Yuval Abraham, uno dei registi, ha condiviso le sue riflessioni riguardo alla difficoltà di trovare un distributore statunitense, sottolineando che il film è estremamente critico nei confronti delle politiche israeliane. Abraham ha evidenziato anche la scarsità di spazio negli Stati Uniti per opere che affrontano temi delicati e controversi. La speranza del regista è che, trovando un distributore, il film possa raggiungere un pubblico più ampio, inclusi coloro con opinioni politiche divergenti.
La tendenza nella distribuzione dei documentari
La situazione di “No Other Land” non è un caso isolato. Negli ultimi anni, molti documentari di attualità che affrontano tematiche politiche o sociali hanno avuto difficoltà a trovare distributori. Fino a pochi anni fa, opere come “Alla conquista del congresso”, che racconta la storia della candidatura al Congresso di diverse donne, tra cui Alexandria Ocasio-Cortez, riuscivano a catturare l’attenzione di piattaforme come Netflix, che aveva acquistato il documentario per 10 milioni di dollari. Tuttavia, oggi sembra che la tendenza si sia invertita, con un crescente disinteresse verso documentari che trattano temi di critica sociale.
Marc Tracy, giornalista del New York Times, ha messo in evidenza come la maggior parte delle piattaforme di streaming e delle società di distribuzione ora preferiscano investire in contenuti che promettono un maggiore ritorno economico e un pubblico più vasto, come i documentari true crime o quelli dedicati a celebrità e sportivi. Questa preferenza ha portato a una vera e propria marginalizzazione dei documentari che affrontano questioni sociali e di giustizia.

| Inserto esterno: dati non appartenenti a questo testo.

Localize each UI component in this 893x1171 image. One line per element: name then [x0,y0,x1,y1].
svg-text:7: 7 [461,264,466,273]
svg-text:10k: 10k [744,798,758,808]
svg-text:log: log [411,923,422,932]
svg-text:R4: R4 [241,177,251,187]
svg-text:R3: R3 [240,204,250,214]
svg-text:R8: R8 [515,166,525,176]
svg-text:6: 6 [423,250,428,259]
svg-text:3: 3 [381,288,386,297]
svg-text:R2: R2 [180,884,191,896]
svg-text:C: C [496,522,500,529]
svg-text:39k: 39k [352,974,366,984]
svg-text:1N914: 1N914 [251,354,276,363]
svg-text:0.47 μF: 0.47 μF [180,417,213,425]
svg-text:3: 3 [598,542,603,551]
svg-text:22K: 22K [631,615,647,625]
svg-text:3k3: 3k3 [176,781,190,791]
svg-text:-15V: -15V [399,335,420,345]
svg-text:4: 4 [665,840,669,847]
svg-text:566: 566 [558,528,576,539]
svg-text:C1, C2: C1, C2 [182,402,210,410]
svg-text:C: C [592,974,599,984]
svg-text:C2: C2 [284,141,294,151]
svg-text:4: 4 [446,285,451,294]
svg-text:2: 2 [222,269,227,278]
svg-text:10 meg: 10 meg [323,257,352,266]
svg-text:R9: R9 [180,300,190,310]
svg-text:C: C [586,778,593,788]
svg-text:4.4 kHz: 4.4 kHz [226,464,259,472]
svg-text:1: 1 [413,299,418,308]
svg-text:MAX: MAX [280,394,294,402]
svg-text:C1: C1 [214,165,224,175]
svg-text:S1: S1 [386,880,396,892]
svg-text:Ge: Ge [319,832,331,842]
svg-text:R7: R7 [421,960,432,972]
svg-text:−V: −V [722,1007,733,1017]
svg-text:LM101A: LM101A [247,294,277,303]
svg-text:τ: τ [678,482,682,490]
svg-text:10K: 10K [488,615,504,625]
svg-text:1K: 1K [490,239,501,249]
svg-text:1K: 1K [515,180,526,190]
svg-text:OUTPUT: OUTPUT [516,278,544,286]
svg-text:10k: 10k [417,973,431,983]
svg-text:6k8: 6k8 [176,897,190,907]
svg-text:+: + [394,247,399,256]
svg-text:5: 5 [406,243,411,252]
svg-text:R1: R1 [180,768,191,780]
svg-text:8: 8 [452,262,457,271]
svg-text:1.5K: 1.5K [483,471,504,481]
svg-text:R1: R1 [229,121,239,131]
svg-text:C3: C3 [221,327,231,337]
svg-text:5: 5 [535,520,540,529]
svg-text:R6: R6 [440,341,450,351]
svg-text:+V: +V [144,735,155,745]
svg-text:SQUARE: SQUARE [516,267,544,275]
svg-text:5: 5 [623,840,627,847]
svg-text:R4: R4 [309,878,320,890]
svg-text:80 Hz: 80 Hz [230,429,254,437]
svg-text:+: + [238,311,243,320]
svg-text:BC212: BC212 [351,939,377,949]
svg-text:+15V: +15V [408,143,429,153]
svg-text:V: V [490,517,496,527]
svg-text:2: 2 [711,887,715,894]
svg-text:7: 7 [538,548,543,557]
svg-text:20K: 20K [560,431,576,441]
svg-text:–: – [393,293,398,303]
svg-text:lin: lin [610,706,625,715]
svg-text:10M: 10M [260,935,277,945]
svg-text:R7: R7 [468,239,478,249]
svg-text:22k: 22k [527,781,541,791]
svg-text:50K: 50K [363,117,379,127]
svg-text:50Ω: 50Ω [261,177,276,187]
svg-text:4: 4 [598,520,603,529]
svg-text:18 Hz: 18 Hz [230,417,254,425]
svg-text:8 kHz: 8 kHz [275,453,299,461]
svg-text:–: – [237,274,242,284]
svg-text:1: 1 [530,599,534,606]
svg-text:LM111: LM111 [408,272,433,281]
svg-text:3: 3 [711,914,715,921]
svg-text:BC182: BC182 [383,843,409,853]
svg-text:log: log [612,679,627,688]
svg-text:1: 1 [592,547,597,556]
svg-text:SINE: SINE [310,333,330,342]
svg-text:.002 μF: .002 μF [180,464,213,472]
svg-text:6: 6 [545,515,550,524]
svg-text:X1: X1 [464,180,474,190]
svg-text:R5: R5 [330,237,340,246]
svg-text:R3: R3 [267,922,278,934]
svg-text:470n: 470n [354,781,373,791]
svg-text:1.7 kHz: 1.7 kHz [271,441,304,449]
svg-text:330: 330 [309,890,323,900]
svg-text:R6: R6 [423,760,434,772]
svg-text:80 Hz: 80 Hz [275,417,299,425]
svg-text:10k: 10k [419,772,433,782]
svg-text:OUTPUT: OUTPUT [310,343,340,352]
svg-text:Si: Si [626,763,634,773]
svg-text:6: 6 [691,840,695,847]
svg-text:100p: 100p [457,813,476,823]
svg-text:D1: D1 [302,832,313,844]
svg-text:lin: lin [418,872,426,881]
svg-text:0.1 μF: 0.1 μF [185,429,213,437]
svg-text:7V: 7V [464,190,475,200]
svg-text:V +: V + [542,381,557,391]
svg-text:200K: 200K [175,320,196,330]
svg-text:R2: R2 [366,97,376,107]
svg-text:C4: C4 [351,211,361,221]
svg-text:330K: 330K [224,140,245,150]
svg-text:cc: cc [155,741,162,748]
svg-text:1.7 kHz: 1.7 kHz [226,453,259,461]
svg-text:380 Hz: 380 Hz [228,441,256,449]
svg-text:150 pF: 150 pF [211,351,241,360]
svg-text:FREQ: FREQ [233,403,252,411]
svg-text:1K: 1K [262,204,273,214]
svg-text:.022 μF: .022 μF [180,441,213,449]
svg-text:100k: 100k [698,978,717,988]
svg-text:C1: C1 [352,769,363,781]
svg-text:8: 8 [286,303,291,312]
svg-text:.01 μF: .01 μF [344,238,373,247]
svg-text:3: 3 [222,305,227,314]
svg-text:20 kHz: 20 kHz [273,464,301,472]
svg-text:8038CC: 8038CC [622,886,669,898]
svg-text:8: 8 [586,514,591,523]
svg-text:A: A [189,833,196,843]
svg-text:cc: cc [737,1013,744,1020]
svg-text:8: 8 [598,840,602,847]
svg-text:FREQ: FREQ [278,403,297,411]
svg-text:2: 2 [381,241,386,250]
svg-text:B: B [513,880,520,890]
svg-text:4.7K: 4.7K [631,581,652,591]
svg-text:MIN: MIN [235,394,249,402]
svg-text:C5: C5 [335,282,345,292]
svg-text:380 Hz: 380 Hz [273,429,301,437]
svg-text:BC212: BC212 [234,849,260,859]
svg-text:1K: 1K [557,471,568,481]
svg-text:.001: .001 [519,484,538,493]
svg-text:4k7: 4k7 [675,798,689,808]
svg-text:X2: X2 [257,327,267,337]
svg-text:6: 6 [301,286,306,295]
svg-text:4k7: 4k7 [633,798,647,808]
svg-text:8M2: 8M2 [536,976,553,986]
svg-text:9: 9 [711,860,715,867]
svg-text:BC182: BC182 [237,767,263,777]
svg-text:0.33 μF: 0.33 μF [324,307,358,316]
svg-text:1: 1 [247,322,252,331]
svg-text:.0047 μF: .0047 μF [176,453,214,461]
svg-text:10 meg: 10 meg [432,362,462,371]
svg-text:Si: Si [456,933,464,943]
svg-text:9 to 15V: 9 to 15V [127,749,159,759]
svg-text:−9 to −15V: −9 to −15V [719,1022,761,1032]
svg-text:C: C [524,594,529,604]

In risposta a questa situazione, film come “Union”, che affronta la sindacalizzazione di uno stabilimento di Amazon, e “Bibi Files”, un’inchiesta sul processo di corruzione contro Benjamin Netanyahu, hanno scelto di autopromuoversi. Questi documentari sono ora disponibili su piattaforme specializzate, come Jolt e Gathr, dove possono raggiungere un pubblico di nicchia, ma con la consapevolezza che ciò limita la loro visibilità e impatto potenziale.
La crescente difficoltà per i documentari a trovare spazio nel mercato del cinema e delle piattaforme di streaming solleva interrogativi più ampi sulla libertà di espressione e sull’importanza di dare voce a storie spesso trascurate. La risonanza di “No Other Land” e delle sue tematiche rappresentative della lotta palestinese è un segno che ci sono storie che meritano di essere raccontate, eppure, per il momento, il loro accesso al pubblico rimane limitato. In un’epoca in cui i film possono influenzare l’opinione pubblica e contribuire a un cambiamento sociale, è cruciale interrogarsi su come e perché alcune storie vengano messe da parte, mentre altre, meno controverse, ottengono una visibilità sproporzionata.